If you execute the Python code using the "Python Script" component and select the local storage as the storage path, your JSON file will be stored on the Matillion VM. Here I don't think there is a simple drag and drop component that copies the data from the VM to Snowflake. Sure you will be able to find the file path on the VM, but you would have to connect to Snowflake via the Python script. Before that, you would have to install the Snowflake Python Connector on the VM: https://docs.snowflake.com/en/user-guide/python-connector.html and make sure that the credentials are not stored in the script (keyword: information security). 

 

Matillion is designed to work with a cloud blob storage (Azure, AWS or GCP) and a cloud data warehouse engine (e.g. Snowflake). Therefore, your focus should be on how to get the data into a cloud blob storage. 

From there, you could then use a corresponding Cloud Storage component (e.g. Azure Blob Storage).

 

API Extract component: API Extract | Matillion ETL Documentation

API Profile: Manage Query Profiles | Matillion ETL Documentation

Data Transfer component: Data Transfer Component (matillion.com)

Cloud Storage components: S3 Load Component (matillion.com) , Azure Blob Storage Load (matillion.com),

 

Could you specify: "[...] a python script which will send a get request from a website"?

I assume you extract data from a website via GET Method? Do you use a REST API?

yes , the script i wrote is just data retrieve from GET request, then i will store it as json/CSV format, ultimately move it to snowflake.

Hey , How you have loaded the data into S3bucket from url , Can you please update your code, I have same requirement but unable to do , Please help.

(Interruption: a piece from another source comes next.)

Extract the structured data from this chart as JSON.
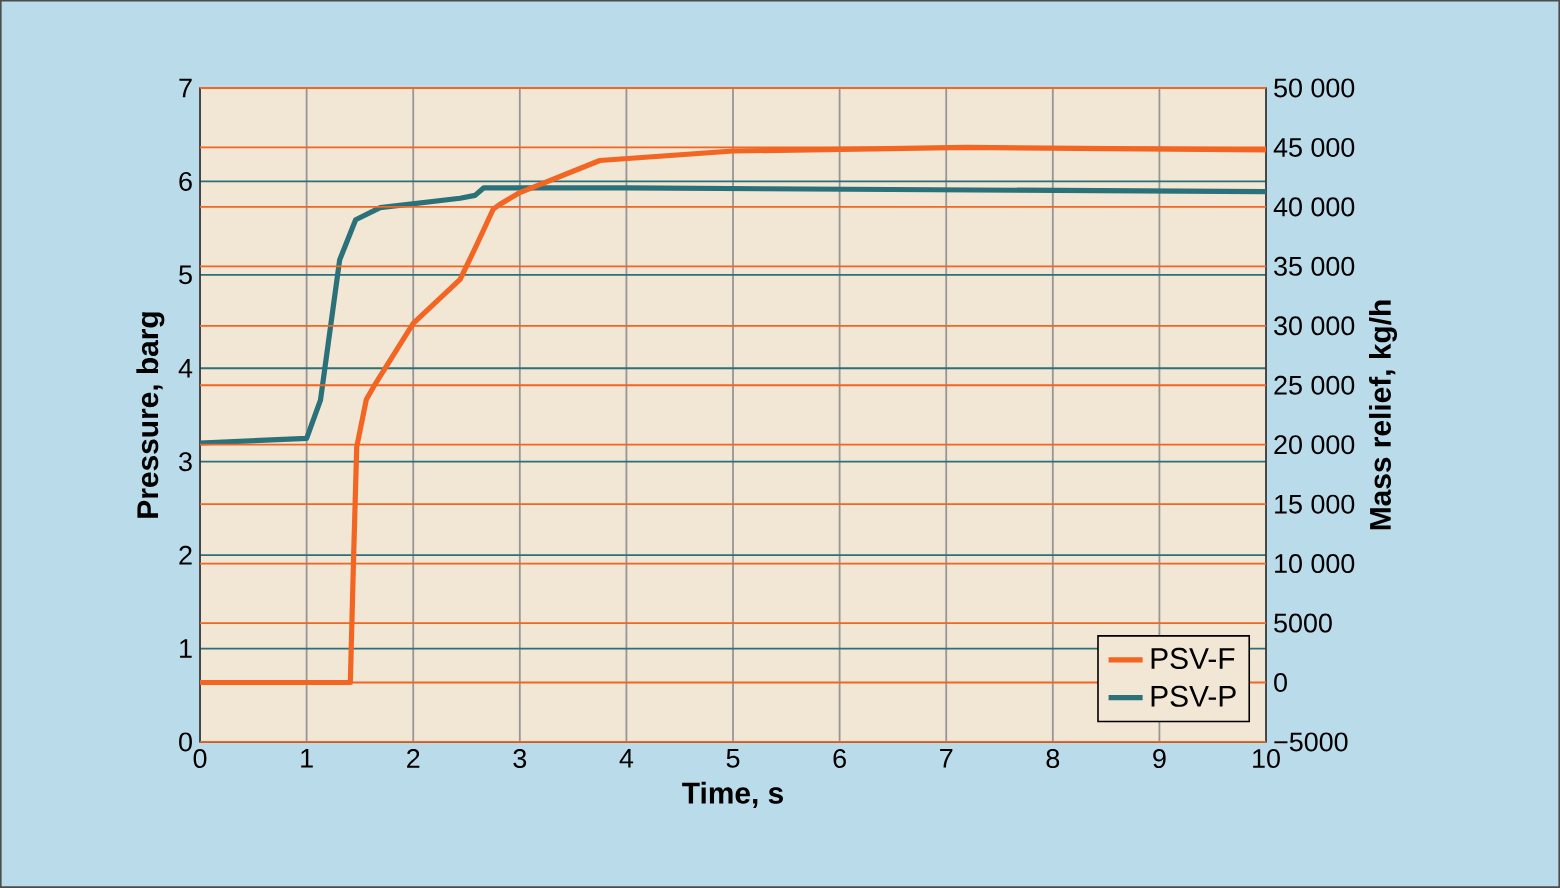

meaning to say i should upload the data query via python to s3 bucket , then i will load the data from s3 to snowflake?

If you should request a REST API via GET method, then I would use the Matillion component API Extract instead of the Python script. See https://documentation.matillion.com/docs/1959484

 

The advantage is that you can store the credentials in the API profile. The sensitive information would then be masked for others and you can conveniently access the credentials via the API Extract component.

 

If there is no other way and you have to rely on the Python script, you have several options. I see two options for Snowflake and AWS.

 

1. install Boto3 (AWS SDK) on the Matillion VM. According to the documentation, the Python script would then use your AWS credentials that you used in the Matillion setup. See https://documentation.matillion.com/docs/2234735

2. run the Python script outside Matillion. See https://documentation.matillion.com/docs/2972828

 

I have not yet been able to implement either option in practice (I work with Azure and Snowflake). Feel free to share your experiences here.

 

What advantages do you see with the Python script?

 

thanks for the reply . i do have a lot of variables for the url parameters in a loop and no credentials are needed to do the get request. hence I'm using python script to get the data.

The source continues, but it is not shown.